今まで考えられないことが起こったのである。
初の試みではいろいろな問題が出てくる。
まず開館時間内でのいけ込みとなるので来館者との関係で不快感を与えないよう留意することが最も重要な点であった。
通達をしていても数件の苦情が出た。
管理体制を強化する。
また、席札も流派独自のものから、統一した席札とし、連帯感を深めることにした。
難しかったのは、歌の解釈といけばなの作為が一致しているかという点である。
正直、どこまで理解して作品にしたのかは、一回目の試みとしての企画展の大きな課題になったことは否めない。
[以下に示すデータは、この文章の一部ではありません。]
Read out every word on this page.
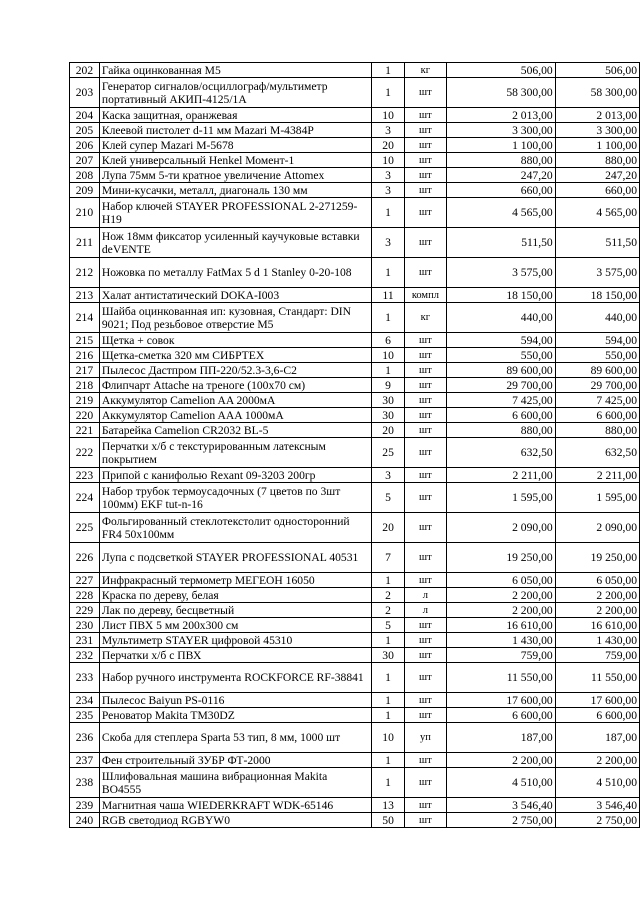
202	Гайка оцинкованная М5	1	кг	506,00	506,00
203	Генератор сигналов/осциллограф/мультиметр портативный АКИП-4125/1А	1	шт	58 300,00	58 300,00
204	Каска защитная, оранжевая	10	шт	2 013,00	2 013,00
205	Клеевой пистолет d-11 мм Mazari M-4384P	3	шт	3 300,00	3 300,00
206	Клей супер Mazari M-5678	20	шт	1 100,00	1 100,00
207	Клей универсальный Henkel Момент-1	10	шт	880,00	880,00
208	Лупа 75мм 5-ти кратное увеличение Attomex	3	шт	247,20	247,20
209	Мини-кусачки, металл, диагональ 130 мм	3	шт	660,00	660,00
210	Набор ключей STAYER PROFESSIONAL 2-271259-H19	1	шт	4 565,00	4 565,00
211	Нож 18мм фиксатор усиленный каучуковые вставки deVENTE	3	шт	511,50	511,50
212	Ножовка по металлу FatMax 5 d 1 Stanley 0-20-108	1	шт	3 575,00	3 575,00
213	Халат антистатический DOKA-I003	11	компл	18 150,00	18 150,00
214	Шайба оцинкованная ип: кузовная, Стандарт: DIN 9021; Под резьбовое отверстие M5	1	кг	440,00	440,00
215	Щетка + совок	6	шт	594,00	594,00
216	Щетка-сметка 320 мм СИБРТЕХ	10	шт	550,00	550,00
217	Пылесос Дастпром ПП-220/52.3-3,6-С2	1	шт	89 600,00	89 600,00
218	Флипчарт Attache на треноге (100х70 см)	9	шт	29 700,00	29 700,00
219	Аккумулятор Camelion AA 2000мА	30	шт	7 425,00	7 425,00
220	Аккумулятор Camelion AAA 1000мА	30	шт	6 600,00	6 600,00
221	Батарейка Camelion CR2032 BL-5	20	шт	880,00	880,00
222	Перчатки х/б с текстурированным латексным покрытием	25	шт	632,50	632,50
223	Припой с канифолью Rexant 09-3203 200гр	3	шт	2 211,00	2 211,00
224	Набор трубок термоусадочных (7 цветов по 3шт 100мм) EKF tut-n-16	5	шт	1 595,00	1 595,00
225	Фольгированный стеклотекстолит односторонний FR4 50x100мм	20	шт	2 090,00	2 090,00
226	Лупа с подсветкой STAYER PROFESSIONAL 40531	7	шт	19 250,00	19 250,00
227	Инфракрасный термометр МЕГЕОН 16050	1	шт	6 050,00	6 050,00
228	Краска по дереву, белая	2	л	2 200,00	2 200,00
229	Лак по дереву, бесцветный	2	л	2 200,00	2 200,00
230	Лист ПВХ 5 мм 200х300 см	5	шт	16 610,00	16 610,00
231	Мультиметр STAYER цифровой 45310	1	шт	1 430,00	1 430,00
232	Перчатки х/б с ПВХ	30	шт	759,00	759,00
233	Набор ручного инструмента ROCKFORCE RF-38841	1	шт	11 550,00	11 550,00
234	Пылесос Baiyun PS-0116	1	шт	17 600,00	17 600,00
235	Реноватор Makita TM30DZ	1	шт	6 600,00	6 600,00
236	Скоба для степлера Sparta 53 тип, 8 мм, 1000 шт	10	уп	187,00	187,00
237	Фен строительный ЗУБР ФТ-2000	1	шт	2 200,00	2 200,00
238	Шлифовальная машина вибрационная Makita BO4555	1	шт	4 510,00	4 510,00
239	Магнитная чаша WIEDERKRAFT WDK-65146	13	шт	3 546,40	3 546,40
240	RGB светодиод RGBYW0	50	шт	2 750,00	2 750,00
新潟市文化スポーツ部長を表敬したおり、当展の評判が良いことを言われホッとする。
そして、この5年間の企画展のなかでは最も多い入館者を記録したという。これは何より嬉しいことであった。
會津八一記念館では、各流派の作品写真集を制作した。プロのカメラマンによる本格的な撮影をしたものである。
また、会期中の5月19日(土)には神林恒道館長による「會津八一といけばなの美学」と題した文芸講演会を新潟市民プラザで開催。
二百名を越える来場者にスライドを交えて華道史を解説された。
この講演は、市内十五流派の合同展示に対するお礼として開かれたものである。
新潟の誇りである會津八一先生の書と共演させていただいたことはいけばなに携わるものの一人としてたいへん光栄な経験となった。
「秋艸会報」第24号に「企画展いけばな展示に参画して」と題したコメントを掲載させていただいたのでその本文を記す。
企画展いけばな展示に参画して
上野恒洲
會津八一先生の書といけばなの共演という企画展が実現した。
美術館でのいけばな展は初めての試みである。
即日十五流派の参加が決まり、二ヶ月半の会期を各流派ごとにリレー出展する。
特に今回はテーマと場を考慮した作品が求められ、各流派の特徴や作者の個性が十分に発揮されることになる。
生け替えごとに展示室の雰囲気が一変する。
いけばな作品が並ぶと華やいだ清浄な空気に包まれ、書画と融合して凛とした、いっそう気品漂う爽やかな空間となった。
いけばなは水墨画が日本に伝わったのち開花した。
その空間を巧みに活かす手法は書にも共通し華道、書道と「道」の日本文化として長い歴史を持つ。
初の試みはその結果において高い関心を呼び、予想以上の集客につながった。
このことは多様なジャンルとの交流が次の新たな展開の可能性になることを示唆している。
そしてこの企画展が日本のアイデンティティとは何か、残すべき文化とは何かを改めて考えるきっかけとなったのなら、なお嬉しいことである。